L’Union progressiste entend être le porte-voix des femmes, des jeunes et couches vulnérables au Parlement, 8e législature. Son candidat titulaire dans la treizième circonscription électorale, Daouda Takpara, invite les populations de Djougou à porter leur choix sur le parti, en vue d’être comblées.

La Nation : Que retenir en termes de bilan après neuf jours de campagne dans la treizième circonscription ?

Daouda Takpara : La campagne bat son plein. Nous sommes fortement avancés. Nous avons parcouru pratiquement toutes les contrées de Djougou pour aller à la conquête des électeurs. Nous ne sommes pas déçus par ce que nous observons sur le terrain. Nous espérons fortement que les deux députés nous reviennent au soir du 28 avril. Nous pensions que Djougou ne nous était pas acquis. Nous avons beaucoup de soutiens spontanés. Nous n’avons pas besoin de beaucoup de démonstrations pour que les militants comprennent le logo à choisir. Nous allons maximiser nos chances pour réussir.
Que peut attendre concrètement votre électorat de vous ?
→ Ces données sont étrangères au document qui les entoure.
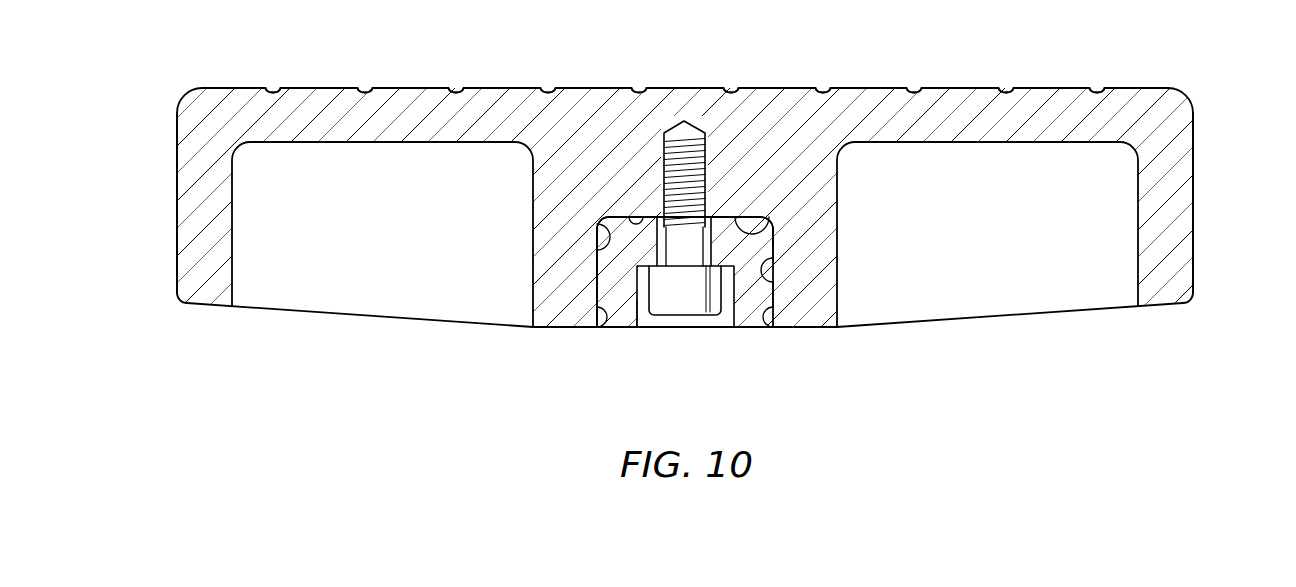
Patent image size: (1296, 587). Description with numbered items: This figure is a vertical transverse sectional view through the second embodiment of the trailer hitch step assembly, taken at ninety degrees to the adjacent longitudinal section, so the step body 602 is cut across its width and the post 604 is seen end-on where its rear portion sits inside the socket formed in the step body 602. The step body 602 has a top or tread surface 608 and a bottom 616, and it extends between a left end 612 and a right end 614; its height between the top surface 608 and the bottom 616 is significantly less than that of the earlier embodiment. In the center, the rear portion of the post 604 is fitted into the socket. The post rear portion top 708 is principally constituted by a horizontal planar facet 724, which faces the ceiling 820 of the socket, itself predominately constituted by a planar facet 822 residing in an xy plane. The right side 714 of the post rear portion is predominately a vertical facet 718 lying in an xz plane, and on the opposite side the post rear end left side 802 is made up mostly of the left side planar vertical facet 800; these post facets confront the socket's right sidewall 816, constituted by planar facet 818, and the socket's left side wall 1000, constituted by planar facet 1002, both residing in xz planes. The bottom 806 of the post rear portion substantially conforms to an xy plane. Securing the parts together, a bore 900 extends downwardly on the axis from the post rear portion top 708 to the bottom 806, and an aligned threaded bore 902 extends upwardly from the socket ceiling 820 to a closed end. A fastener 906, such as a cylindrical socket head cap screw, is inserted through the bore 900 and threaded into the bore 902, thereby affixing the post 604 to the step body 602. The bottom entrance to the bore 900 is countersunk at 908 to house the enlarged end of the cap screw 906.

The step body 602 is at (879, 71).
The post 604 is at (612, 290).
The top or tread surface 608 is at (485, 88).
The left end 612 is at (1193, 202).
The right end 614 is at (177, 215).
The bottom 616 is at (557, 328).
The post rear portion top 708 is at (715, 210).
The right side of post rear portion 714 is at (600, 237).
The vertical facet 718 is at (597, 268).
The horizontal planar facet 724 is at (752, 220).
The left side planar vertical facet 800 is at (775, 250).
The post rear end left side 802 is at (775, 273).
The bottom of post rear portion 806 is at (753, 312).
The right sidewall 816 is at (600, 225).
The planar facet 818 is at (610, 328).
The ceiling 820 is at (636, 218).
The planar facet 822 is at (778, 220).
The bore 900 is at (712, 300).
The bore 902 is at (707, 175).
The fastener 906 is at (683, 298).
The countersink 908 is at (657, 328).
The left side wall 1000 is at (775, 290).
The planar facet 1002 is at (762, 328).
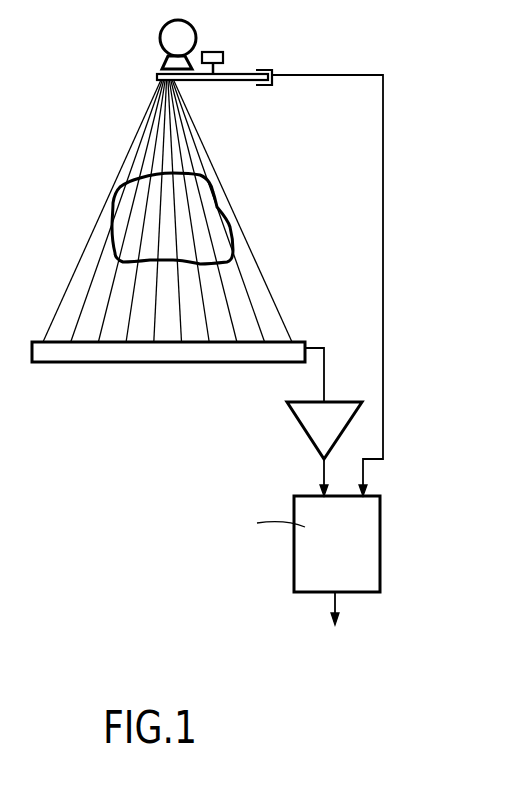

L’Union progressiste est un parti de gauche. Il veut surtout œuvrer pour le bonheur de la basse couche. Il est vrai que notre démocratie n’est pas encore suffisamment développée pour que les gens comprennent les notions de ‘’gauche’’ et de ‘’droite’’, mais nous nous évertuons à l’enseigner actuellement. Désormais, les gens appartiendront à un parti à cause de son idéologie. Le Bénin est tellement confronté aux défis de développement que les personnalités au plus haut sommet de l’Etat ne peuvent perdre le temps à régler encore la question de la dispersion des partis politiques.

Ces législatives interviennent dans un contexte assez particulier avec deux blocs en lice. Qu’est-ce qui caractérise l’Union progressiste ?

Même dans les grandes démocraties, il arrive que la droite se rallie à la gauche. Ce qui nous unit aujourd’hui, c’est l’état de notre pays. Nous sommes tous d’accord sur les priorités de développement. Quels que soient nos bords politiques, nous devons chercher à combler le fossé qui handicape le développement du Bénin. Le futur se construit aujourd’hui.

Votre appel à l’endroit de vos militants et sympathisants

Vous savez dans quel contexte se déroule cette campagne au plan national. Je demande à la population de rester sereine. La voie de la violence serait une perte pour notre pays. Que force reste à la loi. Ce n’est pas de notre responsabilité si certains partis sont hors de la course électorale. Je constate que les élections seront apaisées à Djougou. Nous ne sentons pas de la rancœur au sein de la population. Bien au contraire, nous notons des ralliements.